2017年3月からは、再びメヘバに事務所を開設し、祖国アンゴラに戻らずザンビアに定住することを決意した「元難民」とザンビア市民がともにコミュニティを創るための活動を開始しました。

新たな自助コミュニティづくり

アフリカ南部に位置するザンビアは、1964年の独立以来内政が安定していることから、周辺諸国から多くの難民を受け入れていきました。アンゴラだけでなく、ルワンダ、コンゴ民主共和国、ブルンジなどから逃れ、ザンビアにたどり着いた難民は25万人を超え、現在も5万1000人以上の難民および元難民がザンビア国内で暮らしています。ザンビア政府は、ザンビア人の希望者を対象に、未開発の土地を提供して開発を促すプログラムを行っており、2014年より、母国の紛争が終了して、難民資格を失った元難民にも同プログラムが適用されることになりました。元難民に「再定住地」として土地と永住許可を与え、現地統合を促すこの取り組みは、長引く難民問題を解決するための新たなアプローチとして注目されています。

rpt1705_2291_8naoe.jpg

家庭訪問による聞き取り調査を行うAARの直江篤志(2017年4月)

AARが1984年~2004年まで難民支援を行っていた北西部州のメヘバは、ザンビア国内最大の難民居住区の一つです。ザンビア政府は、メヘバ周辺にある、森林地帯を人が居住できるように整備して土地を割り当て、国際機関やNGOとともに、そこに元難民とザンビア人がともに暮らすことができるようにするプロジェクトを進めています。
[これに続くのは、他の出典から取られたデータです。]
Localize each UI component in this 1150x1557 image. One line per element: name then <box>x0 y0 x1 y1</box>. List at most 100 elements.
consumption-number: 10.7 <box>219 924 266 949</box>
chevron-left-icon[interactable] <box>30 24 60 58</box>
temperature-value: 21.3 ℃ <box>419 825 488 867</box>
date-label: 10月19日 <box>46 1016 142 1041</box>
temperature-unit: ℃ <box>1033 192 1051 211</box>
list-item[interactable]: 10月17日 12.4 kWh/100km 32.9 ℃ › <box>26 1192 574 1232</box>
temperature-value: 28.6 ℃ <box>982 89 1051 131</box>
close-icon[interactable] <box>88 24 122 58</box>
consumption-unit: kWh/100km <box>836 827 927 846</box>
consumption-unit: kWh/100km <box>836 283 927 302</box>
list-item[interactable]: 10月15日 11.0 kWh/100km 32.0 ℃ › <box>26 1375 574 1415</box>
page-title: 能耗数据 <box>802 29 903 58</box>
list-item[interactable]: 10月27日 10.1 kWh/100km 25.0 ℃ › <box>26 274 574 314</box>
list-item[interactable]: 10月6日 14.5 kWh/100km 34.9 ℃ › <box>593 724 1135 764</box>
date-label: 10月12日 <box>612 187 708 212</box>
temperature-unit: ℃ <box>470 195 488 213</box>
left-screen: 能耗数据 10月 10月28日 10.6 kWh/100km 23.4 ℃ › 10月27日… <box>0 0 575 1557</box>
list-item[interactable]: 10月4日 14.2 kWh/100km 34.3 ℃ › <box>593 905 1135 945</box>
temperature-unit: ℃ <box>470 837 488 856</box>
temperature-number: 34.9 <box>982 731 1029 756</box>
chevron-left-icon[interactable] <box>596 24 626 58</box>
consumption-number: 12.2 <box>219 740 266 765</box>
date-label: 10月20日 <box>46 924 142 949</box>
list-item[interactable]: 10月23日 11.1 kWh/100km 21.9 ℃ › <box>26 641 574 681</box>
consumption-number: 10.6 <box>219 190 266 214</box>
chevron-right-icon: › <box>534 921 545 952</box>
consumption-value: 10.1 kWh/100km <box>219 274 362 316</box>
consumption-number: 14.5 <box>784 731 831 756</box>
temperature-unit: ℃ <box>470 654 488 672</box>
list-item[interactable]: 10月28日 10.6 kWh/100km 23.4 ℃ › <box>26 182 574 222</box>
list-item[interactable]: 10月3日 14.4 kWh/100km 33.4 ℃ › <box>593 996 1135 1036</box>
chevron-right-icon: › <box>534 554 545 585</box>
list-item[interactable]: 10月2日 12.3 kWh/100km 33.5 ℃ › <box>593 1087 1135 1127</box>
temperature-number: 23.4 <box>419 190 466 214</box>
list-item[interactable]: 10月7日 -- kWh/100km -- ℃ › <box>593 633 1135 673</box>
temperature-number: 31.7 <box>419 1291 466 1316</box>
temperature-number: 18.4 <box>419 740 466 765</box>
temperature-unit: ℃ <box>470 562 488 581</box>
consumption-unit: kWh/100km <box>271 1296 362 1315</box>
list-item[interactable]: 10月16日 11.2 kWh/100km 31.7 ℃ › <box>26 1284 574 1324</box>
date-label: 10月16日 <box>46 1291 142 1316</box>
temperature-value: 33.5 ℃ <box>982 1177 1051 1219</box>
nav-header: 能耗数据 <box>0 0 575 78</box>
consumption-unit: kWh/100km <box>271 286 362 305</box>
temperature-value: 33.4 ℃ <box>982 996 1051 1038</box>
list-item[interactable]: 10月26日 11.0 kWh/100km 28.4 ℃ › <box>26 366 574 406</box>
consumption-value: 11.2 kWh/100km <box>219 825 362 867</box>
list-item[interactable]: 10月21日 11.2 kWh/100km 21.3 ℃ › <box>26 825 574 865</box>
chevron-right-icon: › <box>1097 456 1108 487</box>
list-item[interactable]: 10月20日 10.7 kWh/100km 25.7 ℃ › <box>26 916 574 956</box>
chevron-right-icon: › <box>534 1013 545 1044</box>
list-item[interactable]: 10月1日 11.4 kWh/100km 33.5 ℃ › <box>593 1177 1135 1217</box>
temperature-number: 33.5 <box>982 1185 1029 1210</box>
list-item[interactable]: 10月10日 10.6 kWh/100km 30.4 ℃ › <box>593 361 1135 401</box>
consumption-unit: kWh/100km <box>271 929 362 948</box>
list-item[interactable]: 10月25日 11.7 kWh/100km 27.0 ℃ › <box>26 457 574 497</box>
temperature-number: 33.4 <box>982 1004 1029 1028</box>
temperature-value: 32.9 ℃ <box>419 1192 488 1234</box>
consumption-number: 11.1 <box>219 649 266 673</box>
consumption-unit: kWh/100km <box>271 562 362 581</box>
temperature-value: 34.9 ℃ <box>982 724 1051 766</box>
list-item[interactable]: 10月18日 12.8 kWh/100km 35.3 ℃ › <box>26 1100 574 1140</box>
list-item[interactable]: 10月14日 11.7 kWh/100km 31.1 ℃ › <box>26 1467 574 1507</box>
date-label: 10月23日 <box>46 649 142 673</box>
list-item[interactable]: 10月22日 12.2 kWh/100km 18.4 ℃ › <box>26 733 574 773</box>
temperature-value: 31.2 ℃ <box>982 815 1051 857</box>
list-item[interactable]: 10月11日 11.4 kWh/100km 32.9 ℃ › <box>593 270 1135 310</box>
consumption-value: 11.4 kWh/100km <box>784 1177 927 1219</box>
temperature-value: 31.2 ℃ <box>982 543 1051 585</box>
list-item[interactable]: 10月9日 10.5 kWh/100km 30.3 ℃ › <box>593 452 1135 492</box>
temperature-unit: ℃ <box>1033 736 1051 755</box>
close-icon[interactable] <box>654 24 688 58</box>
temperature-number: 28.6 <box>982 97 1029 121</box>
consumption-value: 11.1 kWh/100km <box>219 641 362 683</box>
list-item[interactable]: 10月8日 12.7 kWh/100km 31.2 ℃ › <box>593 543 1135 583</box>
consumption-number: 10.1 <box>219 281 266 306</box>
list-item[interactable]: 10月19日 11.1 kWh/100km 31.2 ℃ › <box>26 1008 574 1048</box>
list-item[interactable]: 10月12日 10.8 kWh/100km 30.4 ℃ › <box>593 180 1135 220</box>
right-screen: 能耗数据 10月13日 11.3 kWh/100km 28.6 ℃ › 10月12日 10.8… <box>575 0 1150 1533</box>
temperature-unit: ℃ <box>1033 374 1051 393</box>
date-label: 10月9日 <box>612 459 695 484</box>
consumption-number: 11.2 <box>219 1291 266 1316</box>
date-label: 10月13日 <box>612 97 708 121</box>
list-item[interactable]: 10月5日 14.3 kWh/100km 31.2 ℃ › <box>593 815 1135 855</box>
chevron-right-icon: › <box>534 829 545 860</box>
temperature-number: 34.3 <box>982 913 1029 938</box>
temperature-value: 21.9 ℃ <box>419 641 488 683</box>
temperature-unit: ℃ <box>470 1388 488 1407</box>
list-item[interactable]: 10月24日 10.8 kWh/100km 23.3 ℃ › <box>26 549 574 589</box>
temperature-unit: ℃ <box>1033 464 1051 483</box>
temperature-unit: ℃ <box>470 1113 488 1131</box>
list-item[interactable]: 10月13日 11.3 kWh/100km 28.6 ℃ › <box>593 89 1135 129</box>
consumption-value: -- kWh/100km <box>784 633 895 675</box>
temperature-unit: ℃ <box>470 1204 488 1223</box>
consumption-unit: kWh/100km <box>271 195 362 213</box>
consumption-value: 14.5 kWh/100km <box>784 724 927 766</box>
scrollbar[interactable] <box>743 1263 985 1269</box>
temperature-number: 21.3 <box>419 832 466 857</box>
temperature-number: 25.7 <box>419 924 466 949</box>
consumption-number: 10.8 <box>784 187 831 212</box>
AARは2015年より、現地でニーズ調査を開始。そして今年4月12日から21日までの間、再定住地で生活を始めた住民の生活状況を詳しく把握するため、家庭訪問による聞き取り調査を行いました。昨年、再定住地に家を建てたばかりの元アンゴラ難民の9人家族の父親は、「以前住んでいた場所は周囲が気心の知れた人ばかりで、食べものに困ったときは、お互いにメイズ(白いトウモロコシ)や野菜を交換したりしていたが、ここではそういったことができなくなった」と話します。再定住地では一世帯当たり5ヘクタール以上が割り当てられるため、それぞれの家が広大な土地に散らばっています。家も自分たちで建てなければならないため、家が完成するまで、10人を超える家族が1つのテントで生活をしていたり、家が完成していても作物がまだ育たず、現金収入はおろか、家族の食糧でさえ賄えずに困窮している家庭がたくさんあります。

rpt1705_2291_13tent.jpg

再定住地に移住してきた人々は、家が建つまでこのようなテントで暮らしています(2015年8月)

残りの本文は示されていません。